È quanto verrà realizzato in città nel corso del 2026. Ciò allo scopo di offrire ai cittadini una seconda area, dopo quella già esistente e operativa in via Monini. Il progetto, approvato in giunta, è stato proposto dall’assessore all’ambiente e alla qualità della vita Attilio Lattanzi. L’iniziativa, tra l’altro, rientra in quelle finanziate dal Pnrr, il Piano nazionale per la ripresa e la resilienza. L’isola ecologica verrà allestita in località Battente, lungo la strada provinciale Piceno Aprutina. Nell’approvazione del progetto, comunque, si è resa necessaria una leggera modifica dell’originario sito di localizzazione dell’impianto, a causa della necessità di rendere operativo l’accordo con l’agenzia regionale del demanio per la realizzazione della nuova sede della caserma dei Vigili del Fuoco. Pertanto, c’è stata una variante al piano regolatore che ora potrà consentire l’avvio dei lavori. “Negli ultimi mesi è migliorato molto il sistema di meccanizzazione relativo alla raccolta dei rifiuti – spiega l’assessore Lattanzi -. Quindi abbiamo puntato ad avere due punti destinati alla raccolta e non soltanto uno. Questo, in zona Piceno Aprutina, sarà strategicamente molto utile a chi abita nella parte est della città come, ad esempio, i residenti di Monticelli, del Marino o di Villa Sant’Antonio. Nel centro sarà possibile smaltire diversi tipi di rifiuti, anche quelli ingombranti, ovviamente in maniera gratuita”. La società Ascoli Servizi Comunali, quale soggetto realizzatore, ha trasmesso, nei giorni scorsi, il progetto di fattibilità tecnico-economica. L’obiettivo, come sottolineato dallo stesso assessore, sarà quello di migliorare la gestione dei rifiuti urbani, favorire il riciclo e ridurre l’impatto ambientale, in linea con le normative vigenti e le politiche di sostenibilità del territorio. Il centro di raccolta infatti rappresenta un anello fondamentale nella gestione integrata dei rifiuti urbani.

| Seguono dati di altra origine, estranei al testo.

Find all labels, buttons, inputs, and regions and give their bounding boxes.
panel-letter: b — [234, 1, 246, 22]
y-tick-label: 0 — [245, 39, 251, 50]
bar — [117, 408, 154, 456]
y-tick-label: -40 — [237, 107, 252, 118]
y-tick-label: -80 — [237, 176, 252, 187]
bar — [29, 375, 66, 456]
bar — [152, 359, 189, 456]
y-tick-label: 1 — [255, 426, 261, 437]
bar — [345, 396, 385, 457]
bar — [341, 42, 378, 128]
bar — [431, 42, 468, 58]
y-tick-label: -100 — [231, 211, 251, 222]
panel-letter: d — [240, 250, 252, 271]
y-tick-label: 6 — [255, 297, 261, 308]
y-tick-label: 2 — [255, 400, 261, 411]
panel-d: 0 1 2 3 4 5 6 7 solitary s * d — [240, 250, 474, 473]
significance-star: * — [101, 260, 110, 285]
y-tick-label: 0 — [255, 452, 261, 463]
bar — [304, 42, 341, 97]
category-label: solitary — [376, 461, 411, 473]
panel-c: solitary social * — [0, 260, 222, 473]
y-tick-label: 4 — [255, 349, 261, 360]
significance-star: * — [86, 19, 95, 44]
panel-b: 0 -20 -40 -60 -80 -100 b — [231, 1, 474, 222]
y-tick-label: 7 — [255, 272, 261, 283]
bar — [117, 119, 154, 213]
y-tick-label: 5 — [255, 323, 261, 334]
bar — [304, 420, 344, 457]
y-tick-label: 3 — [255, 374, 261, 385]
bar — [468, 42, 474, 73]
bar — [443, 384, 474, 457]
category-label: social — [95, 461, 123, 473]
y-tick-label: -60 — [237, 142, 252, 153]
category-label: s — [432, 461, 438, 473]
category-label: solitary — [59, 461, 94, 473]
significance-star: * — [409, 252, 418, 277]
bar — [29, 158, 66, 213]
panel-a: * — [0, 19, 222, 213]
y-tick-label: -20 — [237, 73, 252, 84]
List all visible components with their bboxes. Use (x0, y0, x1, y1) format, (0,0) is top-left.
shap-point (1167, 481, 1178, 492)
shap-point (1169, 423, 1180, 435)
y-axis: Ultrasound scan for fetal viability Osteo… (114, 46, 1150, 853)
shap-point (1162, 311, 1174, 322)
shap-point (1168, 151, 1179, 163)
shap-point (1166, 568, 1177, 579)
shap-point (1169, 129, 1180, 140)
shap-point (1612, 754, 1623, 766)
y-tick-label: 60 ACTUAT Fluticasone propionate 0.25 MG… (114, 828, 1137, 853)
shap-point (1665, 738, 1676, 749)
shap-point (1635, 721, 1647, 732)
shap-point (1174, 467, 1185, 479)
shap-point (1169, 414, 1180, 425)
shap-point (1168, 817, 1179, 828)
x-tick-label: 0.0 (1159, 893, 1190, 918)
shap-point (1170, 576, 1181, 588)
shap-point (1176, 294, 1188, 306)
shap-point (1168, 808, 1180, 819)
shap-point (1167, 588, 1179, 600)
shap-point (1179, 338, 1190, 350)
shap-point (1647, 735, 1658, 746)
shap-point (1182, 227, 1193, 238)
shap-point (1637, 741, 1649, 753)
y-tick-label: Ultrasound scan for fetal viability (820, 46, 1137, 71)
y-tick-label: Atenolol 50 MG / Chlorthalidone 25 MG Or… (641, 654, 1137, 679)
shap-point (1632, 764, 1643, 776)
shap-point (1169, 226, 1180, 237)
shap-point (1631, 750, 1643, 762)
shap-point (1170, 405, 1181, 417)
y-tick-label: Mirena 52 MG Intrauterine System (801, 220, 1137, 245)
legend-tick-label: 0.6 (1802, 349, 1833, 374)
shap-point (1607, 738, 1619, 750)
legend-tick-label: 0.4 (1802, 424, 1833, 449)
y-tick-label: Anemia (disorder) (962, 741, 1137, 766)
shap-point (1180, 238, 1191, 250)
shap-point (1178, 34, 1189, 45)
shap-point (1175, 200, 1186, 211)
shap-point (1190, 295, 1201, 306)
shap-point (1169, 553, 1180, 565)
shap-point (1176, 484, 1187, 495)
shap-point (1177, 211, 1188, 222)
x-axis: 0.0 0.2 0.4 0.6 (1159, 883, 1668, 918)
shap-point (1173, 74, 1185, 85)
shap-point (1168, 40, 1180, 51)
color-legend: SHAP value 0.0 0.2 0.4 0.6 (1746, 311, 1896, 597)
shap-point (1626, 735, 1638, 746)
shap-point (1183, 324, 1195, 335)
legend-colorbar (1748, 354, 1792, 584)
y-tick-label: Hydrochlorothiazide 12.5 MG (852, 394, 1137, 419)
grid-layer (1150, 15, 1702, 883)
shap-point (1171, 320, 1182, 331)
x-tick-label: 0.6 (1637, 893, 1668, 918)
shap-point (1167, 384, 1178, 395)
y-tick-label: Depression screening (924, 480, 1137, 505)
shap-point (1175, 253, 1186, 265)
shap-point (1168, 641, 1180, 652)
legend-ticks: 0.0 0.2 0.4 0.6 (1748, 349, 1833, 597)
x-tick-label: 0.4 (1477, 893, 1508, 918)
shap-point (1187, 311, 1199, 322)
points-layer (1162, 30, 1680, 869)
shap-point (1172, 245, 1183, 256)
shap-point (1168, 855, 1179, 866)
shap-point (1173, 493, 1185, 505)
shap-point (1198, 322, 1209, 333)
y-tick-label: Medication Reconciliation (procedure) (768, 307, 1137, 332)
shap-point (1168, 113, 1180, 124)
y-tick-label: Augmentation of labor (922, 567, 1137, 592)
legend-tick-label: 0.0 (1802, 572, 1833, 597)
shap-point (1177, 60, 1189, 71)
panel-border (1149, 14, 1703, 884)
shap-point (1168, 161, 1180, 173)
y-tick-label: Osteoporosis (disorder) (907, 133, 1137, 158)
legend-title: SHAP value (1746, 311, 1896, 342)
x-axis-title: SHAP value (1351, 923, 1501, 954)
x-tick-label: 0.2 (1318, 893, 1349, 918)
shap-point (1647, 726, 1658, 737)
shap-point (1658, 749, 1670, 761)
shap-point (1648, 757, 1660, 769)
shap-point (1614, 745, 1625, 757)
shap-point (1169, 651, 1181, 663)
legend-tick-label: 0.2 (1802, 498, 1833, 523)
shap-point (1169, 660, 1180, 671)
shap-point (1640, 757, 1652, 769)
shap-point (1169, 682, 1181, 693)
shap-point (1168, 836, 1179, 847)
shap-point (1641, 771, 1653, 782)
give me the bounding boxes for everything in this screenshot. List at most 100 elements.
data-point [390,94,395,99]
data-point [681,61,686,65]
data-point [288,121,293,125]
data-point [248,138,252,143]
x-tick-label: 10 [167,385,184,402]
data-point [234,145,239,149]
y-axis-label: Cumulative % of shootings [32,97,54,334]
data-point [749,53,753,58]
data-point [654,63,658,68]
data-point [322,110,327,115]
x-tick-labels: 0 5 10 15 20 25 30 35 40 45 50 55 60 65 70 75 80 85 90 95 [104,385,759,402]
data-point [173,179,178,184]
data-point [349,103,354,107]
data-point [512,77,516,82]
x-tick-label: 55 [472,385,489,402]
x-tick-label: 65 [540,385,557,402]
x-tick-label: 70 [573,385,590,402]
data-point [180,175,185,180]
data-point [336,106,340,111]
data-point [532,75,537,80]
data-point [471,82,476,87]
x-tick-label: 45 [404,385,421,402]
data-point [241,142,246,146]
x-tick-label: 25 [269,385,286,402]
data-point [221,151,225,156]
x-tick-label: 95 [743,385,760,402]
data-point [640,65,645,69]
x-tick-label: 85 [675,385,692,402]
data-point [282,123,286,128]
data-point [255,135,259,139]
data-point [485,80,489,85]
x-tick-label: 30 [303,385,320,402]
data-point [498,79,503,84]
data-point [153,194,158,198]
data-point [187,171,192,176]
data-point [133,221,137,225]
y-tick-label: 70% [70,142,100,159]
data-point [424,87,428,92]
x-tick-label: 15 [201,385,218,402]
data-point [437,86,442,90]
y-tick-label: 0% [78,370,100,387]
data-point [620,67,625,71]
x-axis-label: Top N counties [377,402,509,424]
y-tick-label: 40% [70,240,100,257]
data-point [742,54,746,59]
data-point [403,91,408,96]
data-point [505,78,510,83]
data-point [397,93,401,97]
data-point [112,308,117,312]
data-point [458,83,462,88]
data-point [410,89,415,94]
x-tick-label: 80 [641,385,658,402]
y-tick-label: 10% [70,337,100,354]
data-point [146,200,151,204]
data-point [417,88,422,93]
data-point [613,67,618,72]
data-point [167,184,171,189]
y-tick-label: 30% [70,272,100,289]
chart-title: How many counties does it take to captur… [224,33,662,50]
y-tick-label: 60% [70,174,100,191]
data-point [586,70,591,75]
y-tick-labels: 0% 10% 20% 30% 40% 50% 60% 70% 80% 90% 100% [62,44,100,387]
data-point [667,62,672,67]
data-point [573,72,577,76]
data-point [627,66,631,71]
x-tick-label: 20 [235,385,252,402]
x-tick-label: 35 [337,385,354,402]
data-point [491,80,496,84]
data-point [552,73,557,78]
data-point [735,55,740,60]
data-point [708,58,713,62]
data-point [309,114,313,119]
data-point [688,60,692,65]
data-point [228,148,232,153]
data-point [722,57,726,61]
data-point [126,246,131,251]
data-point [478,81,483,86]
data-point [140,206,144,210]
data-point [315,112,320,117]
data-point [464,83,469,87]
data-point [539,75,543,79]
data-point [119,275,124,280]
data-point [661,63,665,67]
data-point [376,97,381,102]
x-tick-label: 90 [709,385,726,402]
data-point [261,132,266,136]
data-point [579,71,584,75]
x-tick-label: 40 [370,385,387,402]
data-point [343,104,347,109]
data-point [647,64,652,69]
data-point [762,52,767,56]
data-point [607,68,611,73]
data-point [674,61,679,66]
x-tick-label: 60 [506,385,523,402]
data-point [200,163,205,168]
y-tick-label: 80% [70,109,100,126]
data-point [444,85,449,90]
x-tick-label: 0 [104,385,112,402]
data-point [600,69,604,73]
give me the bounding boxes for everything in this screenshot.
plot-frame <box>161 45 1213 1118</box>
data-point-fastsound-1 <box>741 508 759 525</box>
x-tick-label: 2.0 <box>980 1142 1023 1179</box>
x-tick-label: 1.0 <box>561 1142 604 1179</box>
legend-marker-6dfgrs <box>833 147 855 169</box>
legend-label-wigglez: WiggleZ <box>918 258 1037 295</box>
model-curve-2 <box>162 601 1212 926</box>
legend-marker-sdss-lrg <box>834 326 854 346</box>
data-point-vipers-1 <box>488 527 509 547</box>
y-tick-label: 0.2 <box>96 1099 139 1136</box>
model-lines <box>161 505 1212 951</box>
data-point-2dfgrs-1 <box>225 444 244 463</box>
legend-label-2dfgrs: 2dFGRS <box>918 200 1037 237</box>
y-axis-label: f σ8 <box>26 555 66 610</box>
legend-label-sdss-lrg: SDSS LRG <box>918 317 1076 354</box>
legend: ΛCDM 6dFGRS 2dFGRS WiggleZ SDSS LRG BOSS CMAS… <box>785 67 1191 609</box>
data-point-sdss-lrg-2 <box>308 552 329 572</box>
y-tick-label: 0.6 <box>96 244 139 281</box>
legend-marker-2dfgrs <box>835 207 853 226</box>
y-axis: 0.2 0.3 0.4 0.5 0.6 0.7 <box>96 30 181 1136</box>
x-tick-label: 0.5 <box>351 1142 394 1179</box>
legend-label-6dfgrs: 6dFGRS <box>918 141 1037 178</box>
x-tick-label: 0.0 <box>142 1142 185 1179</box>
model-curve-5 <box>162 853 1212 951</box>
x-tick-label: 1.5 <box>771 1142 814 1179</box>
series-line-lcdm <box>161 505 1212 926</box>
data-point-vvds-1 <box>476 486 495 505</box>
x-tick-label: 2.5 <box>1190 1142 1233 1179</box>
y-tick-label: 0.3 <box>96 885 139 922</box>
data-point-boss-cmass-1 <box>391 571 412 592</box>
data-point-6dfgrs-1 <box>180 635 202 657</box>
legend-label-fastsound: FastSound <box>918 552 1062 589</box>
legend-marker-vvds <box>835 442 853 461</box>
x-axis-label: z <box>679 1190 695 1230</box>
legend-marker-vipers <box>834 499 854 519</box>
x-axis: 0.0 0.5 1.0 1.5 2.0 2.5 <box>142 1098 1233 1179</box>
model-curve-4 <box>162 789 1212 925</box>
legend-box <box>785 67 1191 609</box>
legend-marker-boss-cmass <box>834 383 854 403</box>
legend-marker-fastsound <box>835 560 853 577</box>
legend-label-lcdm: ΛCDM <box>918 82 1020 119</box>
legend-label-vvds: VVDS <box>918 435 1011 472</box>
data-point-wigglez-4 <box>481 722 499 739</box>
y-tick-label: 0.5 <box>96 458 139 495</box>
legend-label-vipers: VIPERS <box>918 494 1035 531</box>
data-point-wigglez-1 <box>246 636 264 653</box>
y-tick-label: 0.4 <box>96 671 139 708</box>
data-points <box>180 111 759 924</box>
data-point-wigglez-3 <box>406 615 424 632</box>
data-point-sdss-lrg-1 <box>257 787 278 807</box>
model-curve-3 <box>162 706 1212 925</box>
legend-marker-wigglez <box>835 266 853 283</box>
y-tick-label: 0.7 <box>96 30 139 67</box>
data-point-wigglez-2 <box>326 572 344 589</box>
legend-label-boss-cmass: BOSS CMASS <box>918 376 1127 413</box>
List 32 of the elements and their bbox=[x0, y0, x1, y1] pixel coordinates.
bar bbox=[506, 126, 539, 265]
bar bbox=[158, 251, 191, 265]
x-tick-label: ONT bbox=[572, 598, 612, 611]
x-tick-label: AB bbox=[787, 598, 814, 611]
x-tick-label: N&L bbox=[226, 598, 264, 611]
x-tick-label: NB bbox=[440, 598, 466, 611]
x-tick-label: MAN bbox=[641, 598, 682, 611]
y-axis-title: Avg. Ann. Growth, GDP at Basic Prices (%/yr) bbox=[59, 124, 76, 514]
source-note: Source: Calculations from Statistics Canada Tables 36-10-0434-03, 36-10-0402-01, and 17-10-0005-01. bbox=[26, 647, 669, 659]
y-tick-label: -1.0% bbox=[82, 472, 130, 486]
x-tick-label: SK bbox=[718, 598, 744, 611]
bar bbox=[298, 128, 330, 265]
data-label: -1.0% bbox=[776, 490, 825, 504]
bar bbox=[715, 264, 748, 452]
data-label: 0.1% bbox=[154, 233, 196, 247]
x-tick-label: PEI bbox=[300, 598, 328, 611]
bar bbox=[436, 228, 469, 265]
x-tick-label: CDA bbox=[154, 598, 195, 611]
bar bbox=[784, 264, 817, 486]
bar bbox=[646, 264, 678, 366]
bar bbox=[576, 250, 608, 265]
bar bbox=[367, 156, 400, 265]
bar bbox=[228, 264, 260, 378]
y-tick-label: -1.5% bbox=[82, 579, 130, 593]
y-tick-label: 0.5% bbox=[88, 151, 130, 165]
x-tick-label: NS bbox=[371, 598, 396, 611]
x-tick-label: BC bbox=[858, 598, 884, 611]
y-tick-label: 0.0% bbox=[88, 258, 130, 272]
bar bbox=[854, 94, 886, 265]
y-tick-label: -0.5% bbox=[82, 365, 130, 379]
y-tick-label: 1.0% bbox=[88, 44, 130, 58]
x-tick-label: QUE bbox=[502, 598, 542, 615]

Nell’area sarà possibile raccogliere in maniera differenziata sia rifiuti già intercettati con le modalità classiche (cassonetti e bidoni), estendendo però i materiali (ad esempio lastre di vetro o cassette di plastica) per i quali non è economicamente o logisticamente conveniente avviare una raccolta dedicata: ingombranti (come mobili e arredi), rifiuti di apparecchiature elettriche ed elettroniche, sfalci e ramaglie, rifiuti urbani pericolosi (come oli, vernici e batterie).